Ukrainian government spokesmen in mid-August announced and showed to media a production facility for the Flamingo cruise missile and claimed it could carry a warhead weighing more than a ton to a range in excess of 3,000 kilometers.
The missile had been domestically-developed in less than twelve months because of restrictions placed by the United States on firing long-range weapons sent to Ukraine by NATO against targets inside Russia. Ukrainian officials have stated there are no foreign restrictions on the use of the domestically-developed Flamingo.
Ukrainian President Volodymyr Zelensky in a Sunday video address to voters said that his government would accelerate strikes against targets inside Russia, because the Kremlin is uninterested in a peace process.
Kremlin spokesmen have said they are for peace and blamed Ukraine for defending its territory. They have repeatedly accused NATO of helping Ukraine attack Russia, by flying spy planes out over the Black Sea to gather targeting data in Russia-occupied Crimea and Russia's sea coast, and then turning over intelligence gathered to Ukrainian strike planners.

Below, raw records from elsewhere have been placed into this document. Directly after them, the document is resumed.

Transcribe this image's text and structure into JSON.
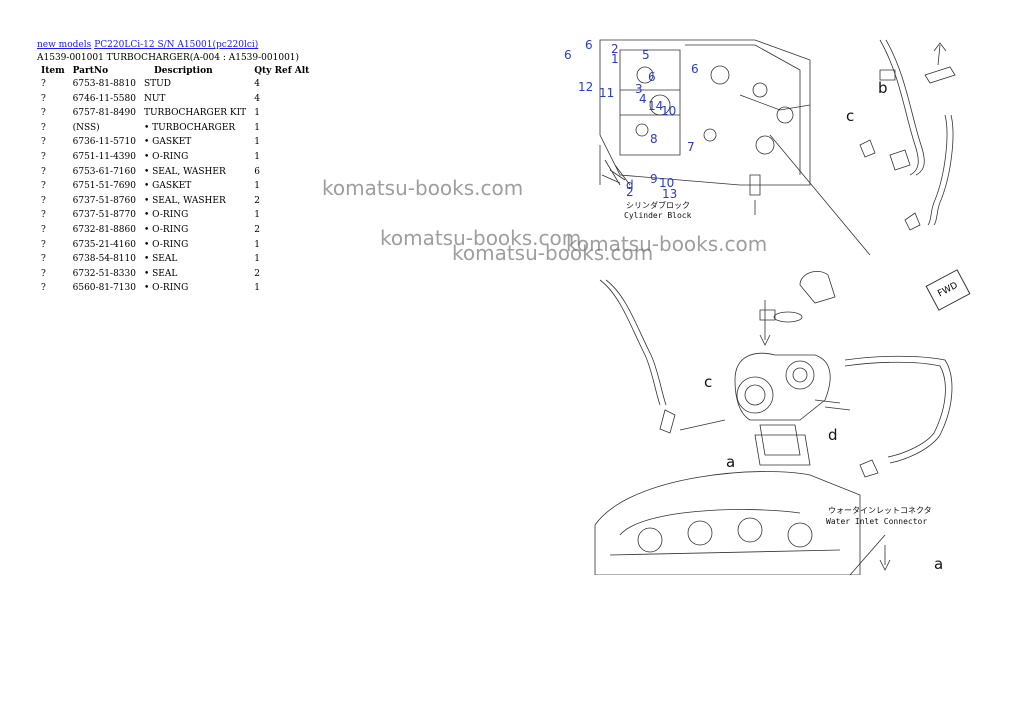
{
  "breadcrumb": {
    "link1": "new models",
    "link2": "PC220LCi-12 S/N A15001(pc220lci)"
  },
  "subtitle": "A1539-001001 TURBOCHARGER(A-004 : A1539-001001)",
  "table": {
    "headers": {
      "item": "Item",
      "part_no": "PartNo",
      "description": "Description",
      "qty": "Qty",
      "ref": "Ref",
      "alt": "Alt"
    },
    "rows": [
      {
        "item": "?",
        "part_no": "6753-81-8810",
        "description": "STUD",
        "qty": "4"
      },
      {
        "item": "?",
        "part_no": "6746-11-5580",
        "description": "NUT",
        "qty": "4"
      },
      {
        "item": "?",
        "part_no": "6757-81-8490",
        "description": "TURBOCHARGER KIT",
        "qty": "1"
      },
      {
        "item": "?",
        "part_no": "(NSS)",
        "description": "• TURBOCHARGER",
        "qty": "1"
      },
      {
        "item": "?",
        "part_no": "6736-11-5710",
        "description": "• GASKET",
        "qty": "1"
      },
      {
        "item": "?",
        "part_no": "6751-11-4390",
        "description": "• O-RING",
        "qty": "1"
      },
      {
        "item": "?",
        "part_no": "6753-61-7160",
        "description": "• SEAL, WASHER",
        "qty": "6"
      },
      {
        "item": "?",
        "part_no": "6751-51-7690",
        "description": "• GASKET",
        "qty": "1"
      },
      {
        "item": "?",
        "part_no": "6737-51-8760",
        "description": "• SEAL, WASHER",
        "qty": "2"
      },
      {
        "item": "?",
        "part_no": "6737-51-8770",
        "description": "• O-RING",
        "qty": "1"
      },
      {
        "item": "?",
        "part_no": "6732-81-8860",
        "description": "• O-RING",
        "qty": "2"
      },
      {
        "item": "?",
        "part_no": "6735-21-4160",
        "description": "• O-RING",
        "qty": "1"
      },
      {
        "item": "?",
        "part_no": "6738-54-8110",
        "description": "• SEAL",
        "qty": "1"
      },
      {
        "item": "?",
        "part_no": "6732-51-8330",
        "description": "• SEAL",
        "qty": "2"
      },
      {
        "item": "?",
        "part_no": "6560-81-7130",
        "description": "• O-RING",
        "qty": "1"
      }
    ]
  },
  "watermarks": [
    "komatsu-books.com",
    "komatsu-books.com",
    "komatsu-books.com",
    "komatsu-books.com"
  ],
  "diagram": {
    "callouts": [
      "6",
      "6",
      "2",
      "1",
      "5",
      "6",
      "6",
      "12",
      "11",
      "3",
      "4",
      "14",
      "10",
      "8",
      "7",
      "9",
      "10",
      "13",
      "d",
      "2"
    ],
    "letters": [
      "b",
      "c",
      "c",
      "d",
      "a",
      "a"
    ],
    "label_jp": "シリンダブロック",
    "label_en": "Cylinder Block",
    "label2_jp": "ウォータインレットコネクタ",
    "label2_en": "Water Inlet Connector",
    "fwd": "FWD"
  },
  "colors": {
    "link": "#1a1aff",
    "callout": "#2b3bd0",
    "watermark": "#787878"
  }
}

NATO spokesmen have said that the Atlantic Alliance helps Ukraine with material but, stringently avoids hostile acts against Russia. Kyiv Post checks of public air traffic tracking platforms showed no recorded NATO reconnaissance flights over the Black Sea on Saturday.
Prior to the Ukrainian strike against Simferpol and Armyansk the most recent long-range NATO reconnaissance flight in proximity to Crimea, that tracked by public access platforms, was flown on Thursday by a Royal Air Force Boeing RC-135W Rivet Joint electronic surveillance jet. The Mildenhall-based plane remained in international air space during a pair of approaches to Crimea's western shore, and then returned to Britain without incident.

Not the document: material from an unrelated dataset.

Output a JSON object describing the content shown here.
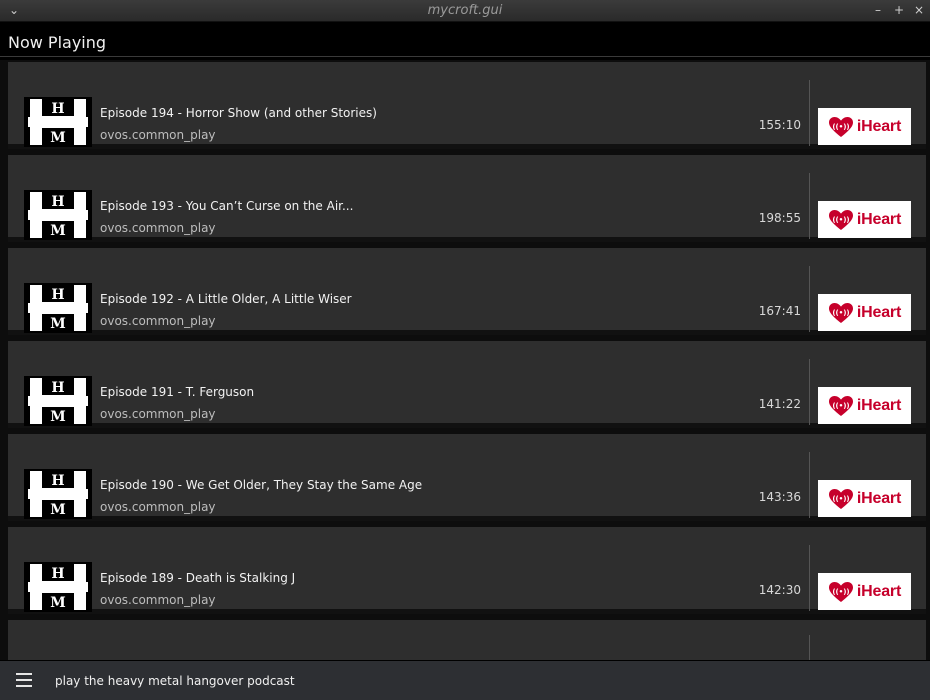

On Wednesday, a US Navy Poseidon maritime reconnaissance aircraft flew to international air space south of Crimea. The Russian Air Force on Thursday published video it said showed a Russian Su-27 fighter jet flying next to the American spy plane after intercepting it.
On Sunday, a US Air Force Global Hawk long-range reconnaissance drone flew the length of the Black Sea and loitered for about two hours in international air space south of Crimea.